This is a stunning image. Was it Photoshopped to get like that? Does it matter if it was? If the image was shot onto an electronic sensor rather than film is it really a photograph anyway? And how many “genuinely” photographic images are created with filters and artificial light and darkroom dodging-and-burning? Whatever its provenance, the artefact is still beautiful.
I don’t Photoshop (or Gimp) the scans of any photos I take these days, except to crop them or turn colour images to black-and-white ones, but you’re probably not aware how often and how radically so many of the “photographs” you see around you have been changed by such image manipulation programs. Scroll down this page to see the model before-and-after, take a look at this before-and-after pair, then go back to the first one and wonder. Girls, don’t you wish your exfoliator was this good?
I’ve been in that exact same spot—but my photos were nowhere near as good as *that*. [Affects grumpiness tinged with awe]
I don’t really understand this whole anti-Photoshop thing. As you say, film photographers have a whole arsenal of image-manipulating possibilities at their disposal, and I have seen some pretty jaw-dropping “before” and “after” results from virtuoso darkroom work. I think it’s a traditionalist argument, tinged with the idea that Photoshopping an image is a matter of a few mouseclicks, a cop-out from “real”, hard-work photography. But as anyone who has actually tried to get even an acceptable (let alone stunning) result from Photoshop can attest, it’s anything but easy to do.
I feel that the result should be judged without reference to how it was created. Skill in imaging now encompasses a wider range of techniques- so what? The creative vision, the artistic sensibilities, remain the same.

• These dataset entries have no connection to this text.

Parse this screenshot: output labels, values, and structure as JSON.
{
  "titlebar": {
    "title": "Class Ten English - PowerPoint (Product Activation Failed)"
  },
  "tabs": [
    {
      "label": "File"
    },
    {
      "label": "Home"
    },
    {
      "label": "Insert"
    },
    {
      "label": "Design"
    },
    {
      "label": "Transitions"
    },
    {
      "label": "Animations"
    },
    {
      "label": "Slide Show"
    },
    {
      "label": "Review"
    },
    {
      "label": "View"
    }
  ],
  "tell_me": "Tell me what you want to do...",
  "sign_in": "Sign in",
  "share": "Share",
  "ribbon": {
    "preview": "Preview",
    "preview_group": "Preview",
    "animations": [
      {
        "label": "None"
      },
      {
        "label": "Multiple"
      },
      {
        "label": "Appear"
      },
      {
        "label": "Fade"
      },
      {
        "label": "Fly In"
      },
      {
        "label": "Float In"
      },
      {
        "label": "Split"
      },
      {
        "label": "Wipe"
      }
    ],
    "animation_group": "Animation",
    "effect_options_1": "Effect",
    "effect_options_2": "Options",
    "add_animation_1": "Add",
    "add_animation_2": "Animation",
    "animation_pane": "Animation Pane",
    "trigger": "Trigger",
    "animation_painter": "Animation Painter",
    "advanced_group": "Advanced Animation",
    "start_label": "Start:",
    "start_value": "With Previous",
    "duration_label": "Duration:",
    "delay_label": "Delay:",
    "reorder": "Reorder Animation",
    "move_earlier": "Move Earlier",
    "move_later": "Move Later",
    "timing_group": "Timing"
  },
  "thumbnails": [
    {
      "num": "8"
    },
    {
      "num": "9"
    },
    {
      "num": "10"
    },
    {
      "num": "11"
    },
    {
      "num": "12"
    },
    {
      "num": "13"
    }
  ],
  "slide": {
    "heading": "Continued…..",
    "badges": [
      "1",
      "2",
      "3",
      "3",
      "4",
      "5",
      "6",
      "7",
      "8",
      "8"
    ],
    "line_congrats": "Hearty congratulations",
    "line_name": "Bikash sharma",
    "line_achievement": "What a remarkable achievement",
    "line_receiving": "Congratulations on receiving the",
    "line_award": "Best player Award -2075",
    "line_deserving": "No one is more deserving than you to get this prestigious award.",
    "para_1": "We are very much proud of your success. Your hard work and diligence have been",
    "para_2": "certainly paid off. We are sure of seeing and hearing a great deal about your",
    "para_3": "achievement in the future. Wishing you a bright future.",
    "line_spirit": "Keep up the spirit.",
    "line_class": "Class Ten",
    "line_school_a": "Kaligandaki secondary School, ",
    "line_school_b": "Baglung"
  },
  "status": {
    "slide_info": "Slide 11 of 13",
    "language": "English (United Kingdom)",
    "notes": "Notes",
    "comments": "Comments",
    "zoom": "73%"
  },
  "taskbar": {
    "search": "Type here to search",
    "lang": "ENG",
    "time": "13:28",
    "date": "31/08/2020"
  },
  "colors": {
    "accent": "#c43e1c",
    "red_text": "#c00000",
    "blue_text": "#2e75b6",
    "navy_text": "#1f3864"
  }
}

I took a picture recently which looks ten times better than the original after processing it through Photoshop. It’s been niggling me though. On the one hand, the Photoshop image looks fantastic and I’m really proud of the picture and yet… it isn’t how it looked in reality. The original is authentic in as much as it looks the same as how I remember the actual scene, but it looks just dull.
The picture looks genuine. Sometimes you just get lucky.